L’article 8 de la loi contre la concurrence déloyale qualifie de déloyales les dispositions de conditions générales prévoyant, au détriment du consommateur ou de la consommatrice, une disproportion notable entre les droits et obligations résultant du contrat. Dans sa récente décision précitée, notre Haute Cour n’a pas fait application de cette disposition, expliquant que « compte tenu du nombre restreint de prestataires ne figurant pas sur la liste des hôpitaux inclus dans l’assurance (12 cliniques sur un total d’environ 310 dans toute la Suisse), on ne saurait parler d’une disproportion importante et injustifiée entre les droits et obligations au détriment du preneur ou de la preneuse d’assurance » (TF 4A_142/2023, c. 5.5.2). On en déduit que si l’assurance avait soudainement une proportion notable de prestataires non pris en charge par rapport aux prestataires pris en charge, et seulement dans ce cas, il pourrait être question de concurrence déloyale au détriment des consommateurs/trices. Dans un tel contexte, la clause deviendrait probablement insolite également. Elle ne serait en définitive plus opposable aux patient·es.

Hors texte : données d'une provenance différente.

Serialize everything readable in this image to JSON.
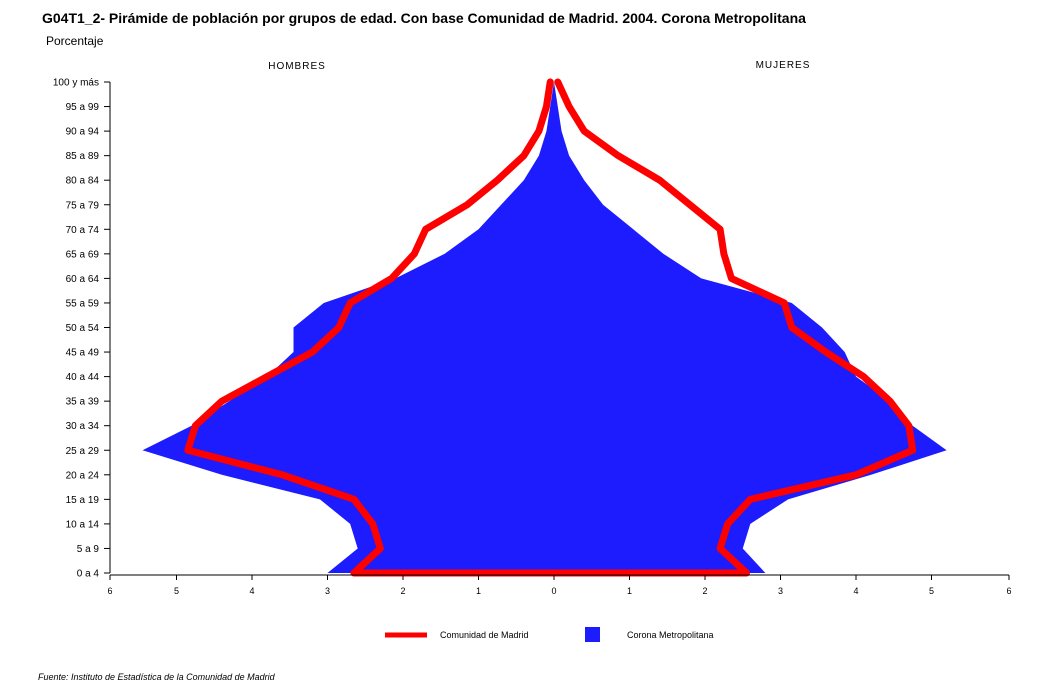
{
  "title": "G04T1_2- Pirámide de población por grupos de edad.  Con base Comunidad de Madrid. 2004. Corona Metropolitana",
  "subtitle": "Porcentaje",
  "source": "Fuente: Instituto de Estadística de la Comunidad de Madrid",
  "colors": {
    "madrid": "#ff0000",
    "corona": "#1c1cff"
  },
  "chart_data": {
    "type": "area",
    "title": "G04T1_2- Pirámide de población por grupos de edad.  Con base Comunidad de Madrid. 2004. Corona Metropolitana",
    "ylabel": "Porcentaje",
    "left_label": "HOMBRES",
    "right_label": "MUJERES",
    "categories": [
      "0 a 4",
      "5 a 9",
      "10 a 14",
      "15 a 19",
      "20 a 24",
      "25 a 29",
      "30 a 34",
      "35 a 39",
      "40 a 44",
      "45 a 49",
      "50 a 54",
      "55 a 59",
      "60 a 64",
      "65 a 69",
      "70 a 74",
      "75 a 79",
      "80 a 84",
      "85 a 89",
      "90 a 94",
      "95 a 99",
      "100 y más"
    ],
    "x_ticks_left": [
      "6",
      "5",
      "4",
      "3",
      "2",
      "1",
      "0"
    ],
    "x_ticks_right": [
      "1",
      "2",
      "3",
      "4",
      "5",
      "6"
    ],
    "xlim": [
      -6,
      6
    ],
    "legend": [
      "Comunidad de Madrid",
      "Corona Metropolitana"
    ],
    "series": [
      {
        "name": "Corona Metropolitana",
        "men": [
          3.0,
          2.6,
          2.7,
          3.1,
          4.4,
          5.45,
          4.8,
          4.3,
          3.8,
          3.45,
          3.45,
          3.05,
          2.1,
          1.45,
          1.0,
          0.7,
          0.4,
          0.2,
          0.1,
          0.05,
          0.0
        ],
        "women": [
          2.8,
          2.5,
          2.6,
          3.1,
          4.2,
          5.2,
          4.75,
          4.45,
          4.0,
          3.85,
          3.55,
          3.15,
          1.95,
          1.45,
          1.05,
          0.65,
          0.4,
          0.2,
          0.1,
          0.05,
          0.0
        ]
      },
      {
        "name": "Comunidad de Madrid",
        "men": [
          2.65,
          2.3,
          2.4,
          2.65,
          3.6,
          4.85,
          4.75,
          4.4,
          3.8,
          3.2,
          2.85,
          2.7,
          2.15,
          1.85,
          1.7,
          1.15,
          0.75,
          0.4,
          0.2,
          0.1,
          0.05
        ],
        "women": [
          2.55,
          2.2,
          2.3,
          2.6,
          4.0,
          4.75,
          4.7,
          4.45,
          4.1,
          3.6,
          3.15,
          3.05,
          2.35,
          2.25,
          2.2,
          1.8,
          1.4,
          0.85,
          0.4,
          0.2,
          0.05
        ]
      }
    ],
    "grid": false
  }
}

Cela signifie que les tribunaux n’interviendront vraisemblablement en faveur d’une couverture des coûts de la médecine privée ou semi-privée que si les patient·es n’ont plus suffisamment de prestataires vers lesquels se tourner en vertu de leur couverture d’assurance.

En cas de refus valable de couverture par l’assurance (ou de couverture partielle seulement), fondé sur les conditions générales applicables, les médecins devront adresser leur facture complémentaire à leurs patientes et patients qui auront à débourser de leur poche pour les soins médicaux reçus.